Export plugins produce output for iPod notes, Palm organizers, PDF, and more. With a little effort, this should address my duplication problem.
Books is free and open-source.
iPhoto Sharing
OS X comes with iPhoto, a much better photo management application than anything we had on the old PC. iPhoto has a very intuitive interface; moving our photo library over was a trivial task. Furthermore, it immediately understood what to do with our camera as soon as we plugged in the USB.
However, by default, iPhoto imports pictures into the personal library of the user running iPhoto. This wasn’t the way we wanted iPhoto to work; rather, we wanted to share the same library, with full access control, no matter which account was in use.
The definitive and most workable approach to this problem uses a shared directory and access control lists, and is outlined at macOSXhints:
10.4: Share an iPhoto library among multiple users
Finally, to keep the ‘Pictures’ quickpick in the finder view looking normal, I followed the following tip, also from macOSXhints, to link each account’s iPhoto Library folder to the new shared folder:
Share an iPhoto4 Library between two or more users
This all works as desired. Each account sees the shared library and has full access control to it; iPhoto itself will disallow other instances of iPhoto to run under another account simultaneously, so data integrity is assured.
Free Software Directories
A couple of directories listing free software for the Mac:
Some great stuff here.
SuperDuper!
I classify backups into three categories:
- Bootable full backup
- Local backup of user files
- Offsite backup of user files
I was doing a decent job of the two user file backups under Windows, but the bootable full backup was a different story.

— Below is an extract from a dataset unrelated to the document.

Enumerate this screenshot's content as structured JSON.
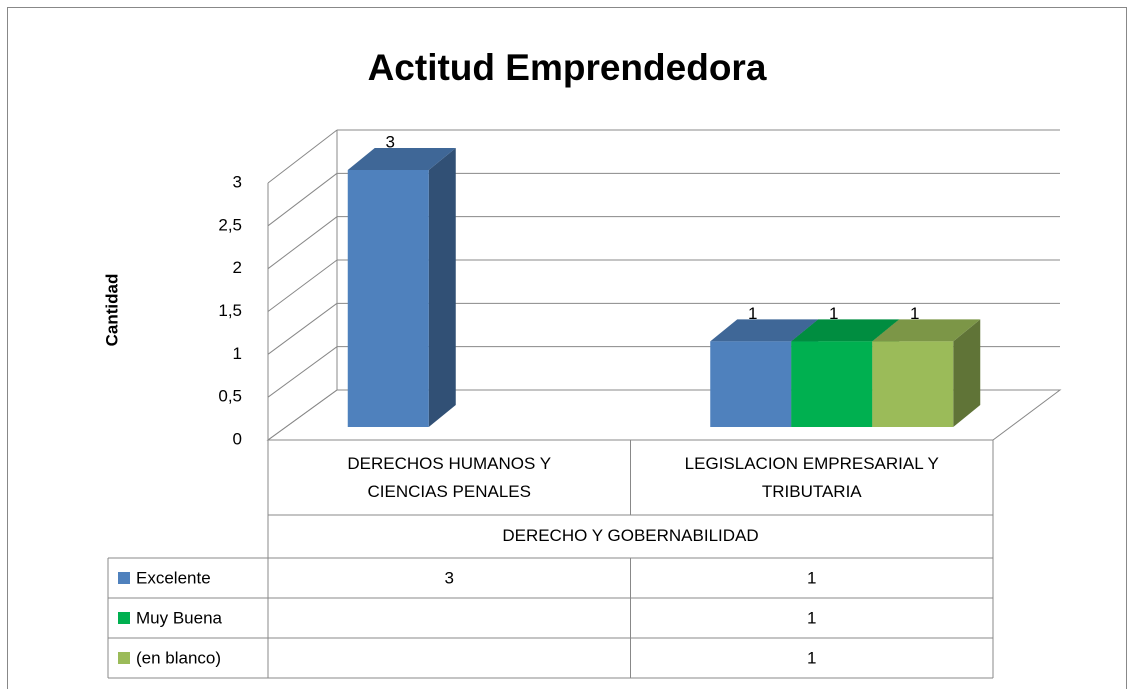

I used Norton Ghost to back up my Windows main drive to a backup drive. The version of Ghost I was using didn’t do hot backups while the system was live; rather, it took the system down to a custom DOS program while the backup ran. And ran. And ran.
The thing took forever, and the system was unusable during the multi-hour process. As a result, I seldom did full backups like this. It was fortunate that the main drive was a RAID, since my backups were always out of date.
I resolved to do a better job on the shiny new Mac Pro. Given my past experience, it was evident to me that I needed a backup utility that:
- produced bootable full backups
- ran in a reasonable amount of time
- was completely reliable
- could run while the system was up
- could be automated, so it could be used every day
Requirements in hand; off to Google for some research. Some poking around revealed two excellent posts on the plasticsfuture blog:
These are both epic posts, with excellent commentary. You could spend days following up on all the pointers provided therein, and I did — I must have tested nearly every backup product available.
And, as with many others, I settled on SuperDuper! as my weapon of choice. It’s simple, fast, reliable, produces bootable hot backups, and can be scheduled to run automatically. The vendor provides a free version which will, under manual control, clone a drive; one couldn’t ask for a much better trial than this. For $27.95 USD, scheduling, incremental backups, and other features are unlocked.
My system now performs an incremental bootable clone every morning at 3 am, without intervention, utterly reliably, in very little time, for about one-third the cost of a comparable Windows cloning utility.
I’m really starting to love this platform.